Guide: Building Reliable Webhook Delivery in 5 Minutes
Stop losing webhooks to timeouts and server restarts.
Webhooks are the glue of the modern web, but they are notoriously unreliable. If your server is down for a split second during a deployment, or if a request takes slightly too long and times out, you lose that data forever.
In this guide, we'll show you how to use FetchAPI to build a bulletproof webhook delivery system in just 5 minutes.
Step 1: Sign Up and Get Your API Key
First, head over to FetchAPI and create a free account. Once you're in, grab your secret API key from the dashboard. It will look something like relay_sk_....
Step 2: Relay Your Webhook
Instead of sending your webhook directly to your destination server, you'll send it to FetchAPI first. We act as a durable buffer.
Use the X-Fetch-Url header to specify where the webhook should eventually go.
Example: cURL
curl -X POST https://api.fetchapi.dev/v1/fetch \
-H "Authorization: Bearer relay_sk_your_key" \
-H "X-Fetch-Url: https://your-backend.com/webhooks/stripe" \
-H "Content-Type: application/json" \
-d '{"id": "evt_123", "type": "charge.succeeded"}'Step 3: Automatic Retries
This is where the magic happens. If your-backend.com is down, FetchAPI won't just give up. We will automatically retry the delivery using exponential backoff.

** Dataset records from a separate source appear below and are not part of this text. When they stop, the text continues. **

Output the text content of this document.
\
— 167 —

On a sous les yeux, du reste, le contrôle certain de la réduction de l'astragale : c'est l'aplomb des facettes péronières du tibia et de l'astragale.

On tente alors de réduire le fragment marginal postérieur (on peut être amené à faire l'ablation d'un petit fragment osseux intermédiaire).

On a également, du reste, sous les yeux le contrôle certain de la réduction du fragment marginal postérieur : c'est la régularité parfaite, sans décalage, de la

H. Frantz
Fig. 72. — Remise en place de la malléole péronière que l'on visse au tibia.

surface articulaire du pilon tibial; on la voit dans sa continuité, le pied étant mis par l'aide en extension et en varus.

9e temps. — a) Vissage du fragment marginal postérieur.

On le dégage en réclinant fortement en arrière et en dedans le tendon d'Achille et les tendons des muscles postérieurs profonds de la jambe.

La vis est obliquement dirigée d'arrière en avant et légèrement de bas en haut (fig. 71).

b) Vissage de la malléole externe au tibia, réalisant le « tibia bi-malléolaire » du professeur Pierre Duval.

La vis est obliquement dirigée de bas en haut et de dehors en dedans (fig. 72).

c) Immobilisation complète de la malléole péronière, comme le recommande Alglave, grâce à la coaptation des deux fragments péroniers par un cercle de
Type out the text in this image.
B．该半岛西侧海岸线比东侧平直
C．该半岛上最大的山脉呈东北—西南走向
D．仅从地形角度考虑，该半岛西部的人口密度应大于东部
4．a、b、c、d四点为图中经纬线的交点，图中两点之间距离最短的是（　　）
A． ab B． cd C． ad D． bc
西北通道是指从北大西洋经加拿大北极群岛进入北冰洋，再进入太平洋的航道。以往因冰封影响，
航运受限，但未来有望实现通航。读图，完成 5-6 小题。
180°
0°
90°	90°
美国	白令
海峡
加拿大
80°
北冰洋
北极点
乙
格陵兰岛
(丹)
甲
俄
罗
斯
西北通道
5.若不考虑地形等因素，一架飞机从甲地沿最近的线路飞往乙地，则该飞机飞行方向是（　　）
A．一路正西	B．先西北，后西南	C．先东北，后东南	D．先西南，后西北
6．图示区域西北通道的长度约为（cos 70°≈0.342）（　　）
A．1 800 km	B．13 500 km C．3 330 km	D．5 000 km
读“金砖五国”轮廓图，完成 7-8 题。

You don't need to write any retry logic. You don't need a database to track failed attempts. We handle all of it.
Step 4: Check Delivery Status
You can monitor the status of every webhook delivery in the FetchAPI dashboard.
[Dashboard Screenshot Description: A clean, real-time table showing a list of relayed requests. Each row shows the status (Success, Retrying, Failed), the destination URL, the number of attempts, and the last response code.]
Step 5: Handle Callbacks (Optional)
If you need your source system to know when the delivery finally succeeds (or if it fails after all retries), you can use the X-Callback-Url header. We'll send a POST request to that URL with the final result.
Example: JavaScript SDK-like usage
const relayWebhook = async (payload) => {
const res = await fetch('https://api.fetchapi.dev/v1/fetch', {
method: 'POST',
headers: {
'Authorization': `Bearer ${process.env.FETCHAPI_KEY}`,
'X-Fetch-Url': 'https://api.myapp.com/webhooks/receiver',
'Content-Type': 'application/json'
},
body: JSON.stringify(payload)
});
return res.json();
};Conclusion
By adding FetchAPI as a relay, you've turned a fragile webhook integration into a durable, reliable system. You've gained observability, automatic retries, and peace of mind—all in under 5 minutes.